Final Fantasy XV: recensione e confronti

Final Fantasy XV: recensione e confronti

Ecco le nostre impressioni sul nuovo capitolo della celebre serie fantasy dopo aver completato la storia in circa 30 ore. Final Fantasy XV alterna elementi di cristallina qualità a qualche passaggio a vuoto, dovuto soprattutto alla lunghissima gestazione che ha dovuto attraversare.

di Rosario Grasso pubblicato il nel canale Videogames
Square EnixFinal FantasyKoch Media
 

Erede al trono

La delicatezza dei personaggi, la maestosità di certi nemici e di certe situazioni, una storia coinvolgente, un mondo di gioco pressoché sterminato e un sistema di combattimento riuscito, sono questi gli elementi di Final Fantasy XV che hanno entusismato di più gli appassionati in questa fase di lancio. Si tratta, come sa chi segue le news sui videogiochi, di uno dei progetti più travagliati degli ultimi anni, alla stregua di Duke Nukem Forever o di The Last Guardian, il che si ripercuote anche sui contenuti di gioco veri e propri, con un certo stridore tra materiali legati alla prima fase dello sviluppo e quelli aggiunti successivamente.

Final Fantasy XV esalta ancora una volta quel connubio tra stupore ed epicità che non può mancare in un Final Fantasy degno di questo nome
Inizialmente, Final Fantasy XV venne annunciato con il nome di Final Fantasy Versus XIII. Era il 2006, ed era destinato a PlayStation 3 facendo parte della nuova serie di titoli basati sulla mitologia del Cristallo. Diretto da Tetsuya Nomura, ideatore dei personaggi e dello scenario, il gioco ha subito una forte inversione di marcia a sviluppo in corso: il progetto è stato infatti rilevato da Hajime Tabata nel 2012, che ha impresso un importante cambiamento di orizzonte. Non solo un videogioco, ma un vero e proprio universo, come abbiamo già visto qui.

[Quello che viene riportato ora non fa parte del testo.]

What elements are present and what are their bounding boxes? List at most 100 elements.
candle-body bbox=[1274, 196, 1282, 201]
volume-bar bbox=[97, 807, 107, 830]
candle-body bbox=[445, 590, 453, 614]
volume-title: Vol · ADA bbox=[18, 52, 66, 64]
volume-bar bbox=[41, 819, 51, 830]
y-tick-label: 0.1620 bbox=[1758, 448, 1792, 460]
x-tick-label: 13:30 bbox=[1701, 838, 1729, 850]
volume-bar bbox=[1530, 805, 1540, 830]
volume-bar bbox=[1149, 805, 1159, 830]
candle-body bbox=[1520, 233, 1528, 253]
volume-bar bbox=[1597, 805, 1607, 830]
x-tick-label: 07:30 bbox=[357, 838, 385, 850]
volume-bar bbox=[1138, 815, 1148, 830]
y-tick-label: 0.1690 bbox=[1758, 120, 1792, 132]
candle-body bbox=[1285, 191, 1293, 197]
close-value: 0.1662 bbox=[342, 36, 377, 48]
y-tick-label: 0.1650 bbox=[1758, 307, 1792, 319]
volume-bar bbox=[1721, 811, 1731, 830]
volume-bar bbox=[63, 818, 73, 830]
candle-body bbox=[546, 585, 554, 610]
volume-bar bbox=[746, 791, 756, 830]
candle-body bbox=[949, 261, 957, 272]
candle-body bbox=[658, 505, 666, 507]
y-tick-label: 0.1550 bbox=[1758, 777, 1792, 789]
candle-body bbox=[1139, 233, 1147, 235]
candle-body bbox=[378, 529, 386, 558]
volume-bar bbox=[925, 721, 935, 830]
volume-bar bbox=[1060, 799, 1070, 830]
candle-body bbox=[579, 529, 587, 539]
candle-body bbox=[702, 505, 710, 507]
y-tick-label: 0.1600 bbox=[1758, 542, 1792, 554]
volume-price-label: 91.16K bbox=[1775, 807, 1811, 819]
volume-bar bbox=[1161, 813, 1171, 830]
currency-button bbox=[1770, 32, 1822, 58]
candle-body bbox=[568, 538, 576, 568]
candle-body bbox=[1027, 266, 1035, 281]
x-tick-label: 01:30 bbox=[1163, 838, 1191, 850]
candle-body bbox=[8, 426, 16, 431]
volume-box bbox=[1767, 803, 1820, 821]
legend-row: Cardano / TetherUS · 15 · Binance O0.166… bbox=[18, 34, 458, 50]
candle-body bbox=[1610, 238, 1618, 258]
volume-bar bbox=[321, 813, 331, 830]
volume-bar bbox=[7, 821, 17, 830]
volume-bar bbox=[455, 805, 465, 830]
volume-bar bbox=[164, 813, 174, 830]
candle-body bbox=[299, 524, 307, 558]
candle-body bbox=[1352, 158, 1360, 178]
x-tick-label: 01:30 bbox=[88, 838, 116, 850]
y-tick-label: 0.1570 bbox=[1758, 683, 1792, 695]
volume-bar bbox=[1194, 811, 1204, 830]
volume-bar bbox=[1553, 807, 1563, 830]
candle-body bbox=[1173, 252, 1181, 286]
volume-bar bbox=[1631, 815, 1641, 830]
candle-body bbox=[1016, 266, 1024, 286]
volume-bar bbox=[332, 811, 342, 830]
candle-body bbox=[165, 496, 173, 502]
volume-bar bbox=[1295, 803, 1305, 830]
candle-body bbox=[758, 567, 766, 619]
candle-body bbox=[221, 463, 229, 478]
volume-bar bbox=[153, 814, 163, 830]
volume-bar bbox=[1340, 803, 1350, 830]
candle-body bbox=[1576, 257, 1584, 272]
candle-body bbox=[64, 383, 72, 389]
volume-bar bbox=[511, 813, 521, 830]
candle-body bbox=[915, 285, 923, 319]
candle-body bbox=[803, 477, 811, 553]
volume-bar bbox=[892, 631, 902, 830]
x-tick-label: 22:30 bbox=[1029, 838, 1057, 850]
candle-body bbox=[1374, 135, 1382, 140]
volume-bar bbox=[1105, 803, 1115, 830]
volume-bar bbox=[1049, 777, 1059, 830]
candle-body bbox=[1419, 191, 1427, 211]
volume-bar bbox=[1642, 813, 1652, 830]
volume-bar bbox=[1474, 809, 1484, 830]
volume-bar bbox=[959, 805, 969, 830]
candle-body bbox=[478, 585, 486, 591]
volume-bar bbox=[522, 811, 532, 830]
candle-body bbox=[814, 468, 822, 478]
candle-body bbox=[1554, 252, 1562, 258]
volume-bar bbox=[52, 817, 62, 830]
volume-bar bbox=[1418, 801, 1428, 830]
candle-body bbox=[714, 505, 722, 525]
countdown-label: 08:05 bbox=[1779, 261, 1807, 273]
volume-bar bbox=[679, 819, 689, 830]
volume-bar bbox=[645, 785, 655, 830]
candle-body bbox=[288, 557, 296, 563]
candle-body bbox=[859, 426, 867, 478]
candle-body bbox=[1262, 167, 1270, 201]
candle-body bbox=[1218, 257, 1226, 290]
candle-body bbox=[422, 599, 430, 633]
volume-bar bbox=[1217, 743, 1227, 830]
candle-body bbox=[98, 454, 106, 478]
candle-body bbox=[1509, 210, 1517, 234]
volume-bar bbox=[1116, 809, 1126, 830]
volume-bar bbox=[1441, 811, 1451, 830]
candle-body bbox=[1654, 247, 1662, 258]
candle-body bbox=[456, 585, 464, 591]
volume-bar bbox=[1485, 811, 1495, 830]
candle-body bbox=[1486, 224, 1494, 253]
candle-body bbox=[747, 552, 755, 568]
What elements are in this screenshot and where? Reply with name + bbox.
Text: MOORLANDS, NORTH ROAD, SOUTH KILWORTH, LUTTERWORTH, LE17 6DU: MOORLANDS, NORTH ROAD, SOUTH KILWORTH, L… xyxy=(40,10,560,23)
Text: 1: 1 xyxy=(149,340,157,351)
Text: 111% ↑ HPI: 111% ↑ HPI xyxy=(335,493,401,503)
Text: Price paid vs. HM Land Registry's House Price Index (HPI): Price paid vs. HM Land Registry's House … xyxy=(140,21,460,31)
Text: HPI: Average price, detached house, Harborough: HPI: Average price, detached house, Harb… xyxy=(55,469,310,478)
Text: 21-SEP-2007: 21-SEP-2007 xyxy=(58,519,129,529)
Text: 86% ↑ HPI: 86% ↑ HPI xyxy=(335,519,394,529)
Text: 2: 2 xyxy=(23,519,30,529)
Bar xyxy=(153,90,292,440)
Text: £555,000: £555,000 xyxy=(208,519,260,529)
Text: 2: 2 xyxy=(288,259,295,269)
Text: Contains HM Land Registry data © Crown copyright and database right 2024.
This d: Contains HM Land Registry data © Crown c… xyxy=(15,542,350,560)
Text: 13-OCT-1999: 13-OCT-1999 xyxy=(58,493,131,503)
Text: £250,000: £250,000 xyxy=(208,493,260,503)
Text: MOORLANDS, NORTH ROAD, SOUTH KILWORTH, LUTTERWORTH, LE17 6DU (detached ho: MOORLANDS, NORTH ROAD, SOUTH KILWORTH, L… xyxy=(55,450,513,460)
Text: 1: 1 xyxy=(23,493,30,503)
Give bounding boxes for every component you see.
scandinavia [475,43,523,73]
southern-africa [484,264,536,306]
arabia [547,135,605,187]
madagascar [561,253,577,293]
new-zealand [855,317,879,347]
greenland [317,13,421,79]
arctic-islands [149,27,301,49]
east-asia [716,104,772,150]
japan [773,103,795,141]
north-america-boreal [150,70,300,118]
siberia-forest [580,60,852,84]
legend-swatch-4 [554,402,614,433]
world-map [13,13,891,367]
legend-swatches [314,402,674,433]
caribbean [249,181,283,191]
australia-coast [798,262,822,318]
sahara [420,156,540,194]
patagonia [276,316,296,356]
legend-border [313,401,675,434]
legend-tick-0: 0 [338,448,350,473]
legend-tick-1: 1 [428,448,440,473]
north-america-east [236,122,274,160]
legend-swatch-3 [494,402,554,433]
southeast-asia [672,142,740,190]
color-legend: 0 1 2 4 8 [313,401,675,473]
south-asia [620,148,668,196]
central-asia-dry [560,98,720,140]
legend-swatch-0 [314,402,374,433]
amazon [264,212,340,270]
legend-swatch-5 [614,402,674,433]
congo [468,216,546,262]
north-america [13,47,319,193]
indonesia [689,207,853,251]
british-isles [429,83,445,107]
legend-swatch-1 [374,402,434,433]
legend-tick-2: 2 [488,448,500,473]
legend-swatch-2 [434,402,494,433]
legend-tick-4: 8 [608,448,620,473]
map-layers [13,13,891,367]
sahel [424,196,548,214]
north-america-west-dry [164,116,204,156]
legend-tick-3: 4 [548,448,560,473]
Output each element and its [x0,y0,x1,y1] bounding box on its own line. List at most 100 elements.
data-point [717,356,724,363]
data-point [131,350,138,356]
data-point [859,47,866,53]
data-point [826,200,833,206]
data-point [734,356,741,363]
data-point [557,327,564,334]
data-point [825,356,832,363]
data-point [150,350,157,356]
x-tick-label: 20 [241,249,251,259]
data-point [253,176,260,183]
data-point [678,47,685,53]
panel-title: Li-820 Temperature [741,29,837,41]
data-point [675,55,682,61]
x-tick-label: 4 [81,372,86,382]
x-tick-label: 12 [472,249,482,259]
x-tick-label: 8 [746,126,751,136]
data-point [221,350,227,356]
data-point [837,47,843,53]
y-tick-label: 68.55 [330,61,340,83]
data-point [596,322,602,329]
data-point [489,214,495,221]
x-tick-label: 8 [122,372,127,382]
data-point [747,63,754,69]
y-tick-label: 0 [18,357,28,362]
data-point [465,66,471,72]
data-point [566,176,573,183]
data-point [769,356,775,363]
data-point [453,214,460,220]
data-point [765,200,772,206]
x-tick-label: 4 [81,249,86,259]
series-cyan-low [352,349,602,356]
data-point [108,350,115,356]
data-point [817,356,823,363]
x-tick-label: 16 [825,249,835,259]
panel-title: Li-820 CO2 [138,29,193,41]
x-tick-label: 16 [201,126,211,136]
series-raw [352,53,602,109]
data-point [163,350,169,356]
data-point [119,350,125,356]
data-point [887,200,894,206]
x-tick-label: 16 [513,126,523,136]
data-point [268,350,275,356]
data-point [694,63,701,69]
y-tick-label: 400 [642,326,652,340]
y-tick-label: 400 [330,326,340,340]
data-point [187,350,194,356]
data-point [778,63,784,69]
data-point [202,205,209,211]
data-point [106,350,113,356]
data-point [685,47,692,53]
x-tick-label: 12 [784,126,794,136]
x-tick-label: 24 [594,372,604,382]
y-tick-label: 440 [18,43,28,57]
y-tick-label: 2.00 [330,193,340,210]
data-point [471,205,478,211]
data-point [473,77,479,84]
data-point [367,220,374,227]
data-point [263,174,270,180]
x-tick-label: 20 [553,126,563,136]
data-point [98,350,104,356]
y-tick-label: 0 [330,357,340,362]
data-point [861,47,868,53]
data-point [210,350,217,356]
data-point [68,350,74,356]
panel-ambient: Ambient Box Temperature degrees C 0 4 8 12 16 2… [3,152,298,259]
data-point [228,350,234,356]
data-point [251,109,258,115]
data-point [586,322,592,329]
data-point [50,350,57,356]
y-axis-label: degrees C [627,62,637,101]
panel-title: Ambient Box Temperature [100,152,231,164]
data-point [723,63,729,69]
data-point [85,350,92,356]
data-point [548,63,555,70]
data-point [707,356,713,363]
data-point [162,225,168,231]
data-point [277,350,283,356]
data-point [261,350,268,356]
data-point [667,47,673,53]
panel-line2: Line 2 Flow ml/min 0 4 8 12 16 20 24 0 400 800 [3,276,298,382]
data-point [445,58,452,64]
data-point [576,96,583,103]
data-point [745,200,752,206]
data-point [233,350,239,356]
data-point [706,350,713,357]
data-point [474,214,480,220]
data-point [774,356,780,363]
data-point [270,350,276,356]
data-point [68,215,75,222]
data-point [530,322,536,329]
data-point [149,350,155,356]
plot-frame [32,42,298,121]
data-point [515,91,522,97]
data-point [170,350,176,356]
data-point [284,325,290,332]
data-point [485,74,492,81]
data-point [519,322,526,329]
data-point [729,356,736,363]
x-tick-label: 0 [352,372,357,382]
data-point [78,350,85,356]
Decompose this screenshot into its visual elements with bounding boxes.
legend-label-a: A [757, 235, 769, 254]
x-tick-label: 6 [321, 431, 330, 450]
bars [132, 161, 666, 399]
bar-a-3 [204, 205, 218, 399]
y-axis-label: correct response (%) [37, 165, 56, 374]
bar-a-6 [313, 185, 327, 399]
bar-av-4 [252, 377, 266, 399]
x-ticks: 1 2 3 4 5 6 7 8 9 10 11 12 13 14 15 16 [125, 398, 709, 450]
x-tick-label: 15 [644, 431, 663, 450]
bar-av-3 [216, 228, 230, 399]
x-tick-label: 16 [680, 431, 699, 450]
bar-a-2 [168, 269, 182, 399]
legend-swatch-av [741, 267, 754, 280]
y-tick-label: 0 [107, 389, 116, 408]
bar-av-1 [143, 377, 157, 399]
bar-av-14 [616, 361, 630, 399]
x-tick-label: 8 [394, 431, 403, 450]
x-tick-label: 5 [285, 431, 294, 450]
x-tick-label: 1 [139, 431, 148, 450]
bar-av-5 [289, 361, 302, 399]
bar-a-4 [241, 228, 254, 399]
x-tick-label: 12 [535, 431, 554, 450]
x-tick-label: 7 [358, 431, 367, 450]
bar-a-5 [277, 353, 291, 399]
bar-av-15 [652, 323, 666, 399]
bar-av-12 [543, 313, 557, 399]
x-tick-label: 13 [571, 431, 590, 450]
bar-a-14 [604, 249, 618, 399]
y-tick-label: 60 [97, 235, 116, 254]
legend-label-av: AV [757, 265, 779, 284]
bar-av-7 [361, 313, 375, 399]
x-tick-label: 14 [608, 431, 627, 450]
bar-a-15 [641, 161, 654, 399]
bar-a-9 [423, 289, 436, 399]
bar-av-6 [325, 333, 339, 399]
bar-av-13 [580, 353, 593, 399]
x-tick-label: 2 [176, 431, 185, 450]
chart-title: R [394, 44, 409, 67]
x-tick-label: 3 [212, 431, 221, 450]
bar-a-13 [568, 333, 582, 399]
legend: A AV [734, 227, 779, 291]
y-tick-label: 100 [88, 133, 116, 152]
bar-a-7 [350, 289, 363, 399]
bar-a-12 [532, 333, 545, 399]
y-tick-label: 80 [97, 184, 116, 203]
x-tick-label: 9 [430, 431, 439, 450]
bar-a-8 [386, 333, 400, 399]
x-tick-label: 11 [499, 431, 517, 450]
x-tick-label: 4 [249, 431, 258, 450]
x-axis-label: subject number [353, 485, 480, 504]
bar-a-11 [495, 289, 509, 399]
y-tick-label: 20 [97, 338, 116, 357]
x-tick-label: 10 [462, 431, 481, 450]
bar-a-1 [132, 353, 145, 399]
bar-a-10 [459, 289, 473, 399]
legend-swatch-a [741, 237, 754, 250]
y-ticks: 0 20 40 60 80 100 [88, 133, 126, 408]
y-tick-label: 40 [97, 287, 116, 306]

Le vicende di Final Fantasy XV ruotano attorno a un gruppo di quattro ragazzi, il cui aspetto estetico è volutamente sopra le righe, hanno acconciature molto particolari e un atteggiamento decisamente, passateci il termine ma li descrive al meglio, "emo". La delicatezza della narrazione tipica della serie torna qui in forma praticamente pedissequa, alternandosi a combattimenti contro creature convincenti e maestose, esaltando ancora una volta quel connubio tra stupore ed epicità che non può mancare in un Final Fantasy degno di questo nome. Del gruppo fa parte Noctis, erede designato del regno e futuro sposo di Lady Lunafreya di Tenebrae.

La storia di Final Fantasy XV nella sostanza ruota intorno all'infinito viaggio di Noctis nel tentativo di raggiungere la sua amata. Una storia d'amore mischiata a epopea magica che parte dalla separazione di Noctis dal padre, il Re Regis Lucis Caelum CXIII. Apparentemente Regis vuole sollecitare le nozze del figlio con Luna, ma in realtà sta semplicemente agendo da padre premuroso che vuole preservare il figlio da quanto di terribile sa che sta per accadere. L'Impero è in procinto di attaccare il Regno e lo farà in maniera veemente, uccidendo lo stesso Regis e rendendo irritrovabile il Cristallo, ovvero colui che attribuisce il potere nel mondo di Eos.

Il ricongiungimento con Luna gli darà, però, forza: lei, bellissima e leggiadra, quasi divina, diventa irrinunciabile per Noctis
Centotredicesimo Re di Lucis, Regis perde dunque la vita durante l'assalto Imperiale a Insomnia. Il precoce invecchiamento e il passo claudicate erano il segno visibile del fardello impostogli dalla barriera magica a protezione della capitale, che richiedeva il sacrificio della sua stessa energia vitale.

Man Mano che si prosegue nella storia Noctis acquisisce sempre più potere recuperando la tradizione e l'eredità della sua famiglia reale. Con le armi ancestrali e le abilità che questa avventura gli conferirà sarà in grado di fronteggiare l'Impero anche se qualcosa, che si evidenzia in particolar modo con una serie di fitte alla testa, sembra volergli impedire di adempiere al suo scopo. Il ricongiungimento con Luna gli darà, però, forza: lei, bellissima e leggiadra, quasi divina, diventa irrinunciabile per Noctis. Nonostante ogni tipo di avversità gli si pari dinnanzi al suo cammino.